Effectiveness is a habit; that is, a complex of practices. And practices can always be learned. Practices are simple, deceptively so; even a seven-year-old has no difficulty in understanding a practice. But practices are always exceedingly hard to do well. They have to be acquired, as we all learn the multiplication table; that is, repeated ad nauseam until “6 x 6 = 36” has become an unthinking, conditioned reflex, and firmly ingrained habit. Practices one learns by practicing and practicing and practicing again. (24)

This advice applies on the rifle range as much as it does in the boardroom.

Accuracy Over Speed

But even after leaders create momentum to capitalize on good ideas, they must verify that the activity actually achieves the desired endstate. This is organizational effectiveness.

Consider marksmanship as an analogy. A new squad leader joins the ranks of a platoon, bringing with him a wealth of experience for the unit’s upcoming deployment. He is also a shooting hobbyist with years of practice at speed shooting. He is motivated to contribute and upon arriving, sets about teaching his new squad how to quicken their response time with the rifle. The Platoon Leader and Platoon Sergeant value the energy he’s bringing to the unit and don’t hold him back.

The squad spends hours upon hours focused on making faster rifle shots. The Soldiers are quicker for sure, but their accuracy has only improved a little. And now it’s time to deploy.
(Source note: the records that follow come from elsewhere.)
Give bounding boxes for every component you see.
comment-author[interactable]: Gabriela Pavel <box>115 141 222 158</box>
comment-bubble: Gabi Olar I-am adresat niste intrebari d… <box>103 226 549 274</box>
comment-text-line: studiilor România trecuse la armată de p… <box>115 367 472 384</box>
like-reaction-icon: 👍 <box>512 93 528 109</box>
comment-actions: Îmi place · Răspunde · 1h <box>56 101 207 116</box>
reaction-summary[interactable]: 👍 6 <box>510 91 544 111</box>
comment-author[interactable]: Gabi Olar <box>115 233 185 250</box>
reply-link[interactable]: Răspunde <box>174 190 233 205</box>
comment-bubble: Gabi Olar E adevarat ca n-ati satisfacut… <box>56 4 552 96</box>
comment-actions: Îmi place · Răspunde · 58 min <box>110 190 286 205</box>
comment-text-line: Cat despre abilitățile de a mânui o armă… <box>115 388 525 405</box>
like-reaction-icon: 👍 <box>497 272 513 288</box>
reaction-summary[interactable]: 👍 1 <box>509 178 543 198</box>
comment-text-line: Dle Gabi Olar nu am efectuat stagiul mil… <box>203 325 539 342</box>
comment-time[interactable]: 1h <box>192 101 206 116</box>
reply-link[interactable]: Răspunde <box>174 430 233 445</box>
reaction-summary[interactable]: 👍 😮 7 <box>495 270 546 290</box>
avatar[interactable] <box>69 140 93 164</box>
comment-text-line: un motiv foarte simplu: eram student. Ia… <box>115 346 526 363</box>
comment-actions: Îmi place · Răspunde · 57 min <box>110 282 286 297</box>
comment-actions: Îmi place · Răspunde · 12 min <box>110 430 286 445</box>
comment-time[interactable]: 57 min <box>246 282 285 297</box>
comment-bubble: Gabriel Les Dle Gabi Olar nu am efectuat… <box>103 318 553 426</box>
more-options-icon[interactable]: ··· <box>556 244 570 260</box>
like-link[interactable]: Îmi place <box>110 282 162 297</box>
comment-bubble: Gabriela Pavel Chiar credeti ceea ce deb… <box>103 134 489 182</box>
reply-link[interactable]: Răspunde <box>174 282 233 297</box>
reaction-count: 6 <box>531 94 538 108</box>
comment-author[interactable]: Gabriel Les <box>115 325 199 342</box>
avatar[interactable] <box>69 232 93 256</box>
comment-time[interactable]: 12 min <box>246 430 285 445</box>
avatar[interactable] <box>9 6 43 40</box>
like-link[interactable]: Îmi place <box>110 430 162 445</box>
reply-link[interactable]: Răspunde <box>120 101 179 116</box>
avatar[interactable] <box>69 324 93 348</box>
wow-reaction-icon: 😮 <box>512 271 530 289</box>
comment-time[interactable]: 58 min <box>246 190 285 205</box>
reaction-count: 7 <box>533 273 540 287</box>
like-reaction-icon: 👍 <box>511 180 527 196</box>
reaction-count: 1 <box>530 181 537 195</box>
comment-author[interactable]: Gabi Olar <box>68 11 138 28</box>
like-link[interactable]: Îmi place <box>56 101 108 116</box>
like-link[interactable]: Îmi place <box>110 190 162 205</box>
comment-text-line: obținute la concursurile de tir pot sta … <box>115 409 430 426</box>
Two problems. First, the good idea wasn’t properly implemented. What good is speed if the shots miss? A deliberate assessment of the program would have noted that. Second, the unit’s mission in the approaching deployment will be mounted escort, not dismounted patrolling. An effective training plan would have focused on convoy operations and marksmanship with mounted weapon systems.

Implementing Good Ideas

Leaders bear the responsibility of distilling the best ideas from the organization and crafting them into effective activity. In brainstorming the topic, I settled on 4 questions leaders should ask in the pursuit of effectiveness:

  1. Based on our endstate (effects we want to achieve), what practices should we focus on?
  2. What is the best, most efficient program to teach those practices?
  3. What methods can we use to measure the outcome of the training?
  4. How can we measure the resulting effect to achieve our mission?
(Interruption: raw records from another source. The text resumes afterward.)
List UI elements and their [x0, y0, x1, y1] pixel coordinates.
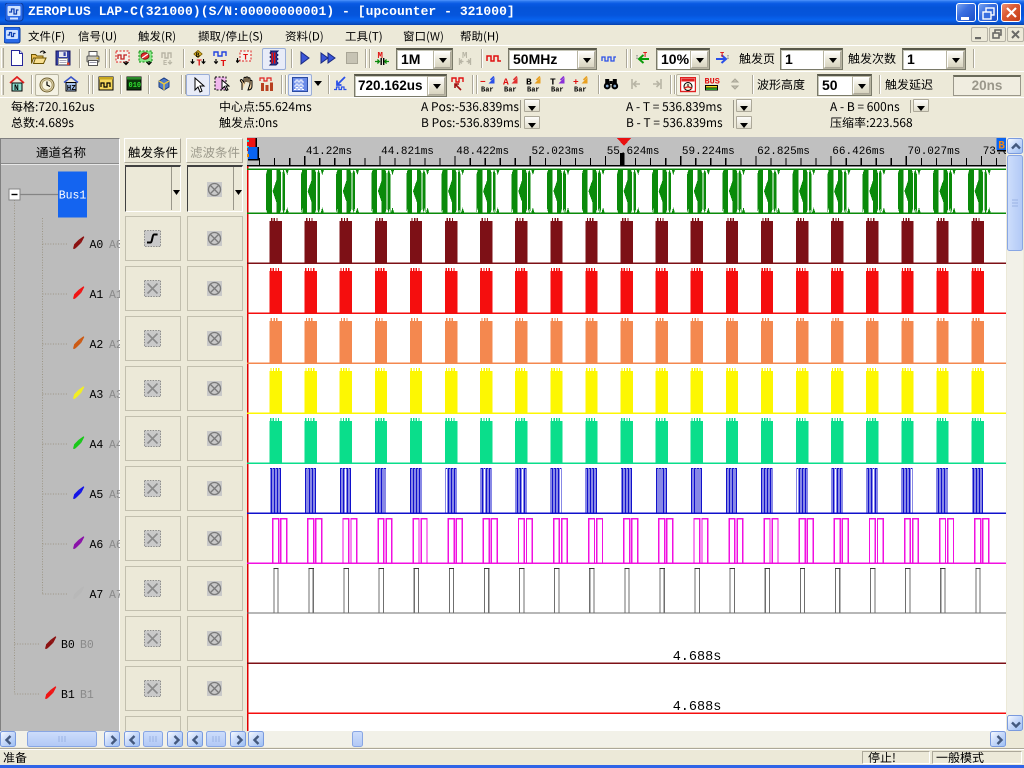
svg-text:Bus1: Bus1	[59, 190, 87, 203]
svg-text:A7: A7	[90, 589, 104, 602]
svg-text:N: N	[14, 84, 19, 92]
svg-text:T: T	[720, 52, 724, 60]
svg-text:A5: A5	[90, 489, 104, 502]
svg-text:B0: B0	[61, 639, 75, 652]
svg-text:HZ: HZ	[67, 85, 77, 92]
svg-text:44.821ms: 44.821ms	[381, 146, 434, 158]
svg-text:A1: A1	[109, 289, 120, 302]
svg-text:E: E	[163, 60, 167, 66]
svg-text:A6: A6	[109, 539, 120, 552]
svg-text:4.688s: 4.688s	[673, 650, 722, 665]
svg-text:48.422ms: 48.422ms	[456, 146, 509, 158]
svg-text:62.825ms: 62.825ms	[757, 146, 810, 158]
svg-text:Bar: Bar	[481, 87, 494, 93]
svg-text:M: M	[462, 51, 467, 61]
svg-text:010: 010	[129, 82, 142, 90]
svg-text:55.624ms: 55.624ms	[607, 146, 660, 158]
svg-text:41.22ms: 41.22ms	[306, 146, 352, 158]
svg-text:A2: A2	[109, 339, 120, 352]
svg-text:T: T	[221, 58, 227, 66]
svg-text:B: B	[998, 141, 1005, 153]
svg-text:A4: A4	[109, 439, 120, 452]
svg-text:A2: A2	[90, 339, 104, 352]
svg-text:A0: A0	[109, 239, 120, 252]
svg-text:T: T	[243, 53, 248, 63]
svg-text:Bar: Bar	[504, 87, 517, 93]
svg-text:Bar: Bar	[574, 87, 587, 93]
svg-text:A7: A7	[109, 589, 120, 602]
svg-text:A1: A1	[90, 289, 104, 302]
svg-text:A5: A5	[109, 489, 120, 502]
svg-text:Bar: Bar	[551, 87, 564, 93]
svg-text:59.224ms: 59.224ms	[682, 146, 735, 158]
svg-text:T: T	[643, 52, 647, 60]
svg-text:A6: A6	[90, 539, 104, 552]
svg-text:B1: B1	[80, 689, 94, 702]
svg-text:B1: B1	[61, 689, 75, 702]
svg-text:52.023ms: 52.023ms	[532, 146, 585, 158]
svg-text:Bar: Bar	[527, 87, 540, 93]
svg-text:A0: A0	[90, 239, 104, 252]
svg-text:B0: B0	[80, 639, 94, 652]
svg-text:A4: A4	[90, 439, 104, 452]
svg-text:A3: A3	[90, 389, 104, 402]
svg-text:A3: A3	[109, 389, 120, 402]
svg-text:T: T	[197, 59, 203, 67]
svg-text:4.688s: 4.688s	[673, 700, 722, 715]
svg-text:70.027ms: 70.027ms	[908, 146, 961, 158]
svg-text:66.426ms: 66.426ms	[832, 146, 885, 158]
These questions (necessarily) strip away the excitement of a good idea and evaluate it against the unit’s priorities, the key step to reducing ineffective activity.

Scaling Effectiveness

Drucker also mentions effectiveness as a “complex of practices.” Practices in the military range from reflexive and instinctive at the squad level to complex and interconnected at higher levels. In training for organizational effectiveness, leaders must determine what activity (warfighting as well as staff practices) they can make reflexive and what must remain…for lack of a better term…fluid. Executing battle drills in an operations center should be reflexive; generating ideas during planning, fluid. Reporting logistics status to higher headquarters, reflexive; tailoring the resupply packages to maximize efficiency, fluid.

A leader’s thorough understanding of the organization will allow him/her to connect ideas to habits that support the mission. All else is wasted effort.

Questions for Leaders

  • How could your organization improve the way it filters and implements ideas?
  • Does your team follow through on the ideas it does decide to implement?
  • What is your process for screening organizational effectiveness? Is it working?